Deze twee nieuwe preprints benadrukken het belang van onafhankelijke replicatiestudies die tot doel hebben biologische implicaties verkregen uit biofysische experimenten te verifiëren, uit te dagen of in twijfel te trekken. Hoewel er in de gepubliceerde literatuur een paar voorbeelden zijn, zijn er zeker niet genoeg van dergelijke onderzoeken. Het is bemoedigend dat onlangs een replicatie-preprint werd gemarkeerd op voorlichten. De bioRxiv zal het stigma helpen wegnemen dat verbonden is aan het publiceren van replicatiestudies, en zal een handig platform bieden voor de publicatie van replicatiestudies in plaats van publicatie in traditionele tijdschriften. Evenzo heeft PLOS Biology een initiatief opgezet om artikelen te publiceren van groepen die onlangs zijn 'gescoopt', wat ook het aantal artikelen zou moeten vergroten dat gegevens op hetzelfde systeem rapporteert.

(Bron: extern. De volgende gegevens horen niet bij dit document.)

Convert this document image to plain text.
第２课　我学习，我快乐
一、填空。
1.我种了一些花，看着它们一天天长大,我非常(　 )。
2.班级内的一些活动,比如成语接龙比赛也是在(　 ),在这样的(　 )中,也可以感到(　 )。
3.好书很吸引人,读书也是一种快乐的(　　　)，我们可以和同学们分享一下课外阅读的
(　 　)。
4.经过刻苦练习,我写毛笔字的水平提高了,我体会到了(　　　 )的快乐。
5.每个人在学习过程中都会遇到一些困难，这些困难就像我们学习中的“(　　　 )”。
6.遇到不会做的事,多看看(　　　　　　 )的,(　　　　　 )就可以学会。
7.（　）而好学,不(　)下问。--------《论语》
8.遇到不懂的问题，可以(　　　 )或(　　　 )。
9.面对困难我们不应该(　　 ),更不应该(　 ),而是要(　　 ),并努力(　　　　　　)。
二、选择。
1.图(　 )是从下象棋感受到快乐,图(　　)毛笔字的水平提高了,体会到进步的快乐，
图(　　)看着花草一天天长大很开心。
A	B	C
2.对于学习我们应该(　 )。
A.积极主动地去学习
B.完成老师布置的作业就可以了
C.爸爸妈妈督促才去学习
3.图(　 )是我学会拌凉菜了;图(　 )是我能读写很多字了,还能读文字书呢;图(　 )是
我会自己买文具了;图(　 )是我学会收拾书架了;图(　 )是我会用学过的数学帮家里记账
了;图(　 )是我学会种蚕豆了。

Hoewel de twee preprints die hier worden besproken negatieve resultaten opleveren, zullen hun bevindingen samen het gebied van AAC-structurele biologie vooruithelpen en hopelijk toekomstige onderzoekers ervan weerhouden om DPC als een reconstitutiesysteem te gebruiken. Meer in het algemeen benadrukken de preprints van de Schanda- en Kunji-groepen het belang van het selecteren van het juiste membraanmimetische systeem en vervolgens verifiëren dat de ingebedde MP functionele en structurele integriteit behoudt.

Als praktiserend NMR-spectroscopist die van dynamische metingen houdt, was het experiment waar ik het meest van genoot eigenlijk een data-analysemethode om inzicht te krijgen in bewegingen van microseconden tot milliseconden. Schanda en collega's merkten op dat de CPMG RD-gegevens van Chou en collega's konden worden beschreven door een enkele set parameters voor alle drie de voorwaarden (apo-AAC3, CATR-gebonden AAC3, ADP-gebonden AAC3), en toonden aan dat deze gegevens inderdaad kunnen worden wereldwijd gemonteerd. Dit betekent dat het AAC3-uitwisselingsproces op de micro-tot-milliseconde tijdschaal, dat wordt onderzocht in het NMR-experiment, ongevoelig is voor toegevoegd substraat of remmer en daarom geen transportfilter is.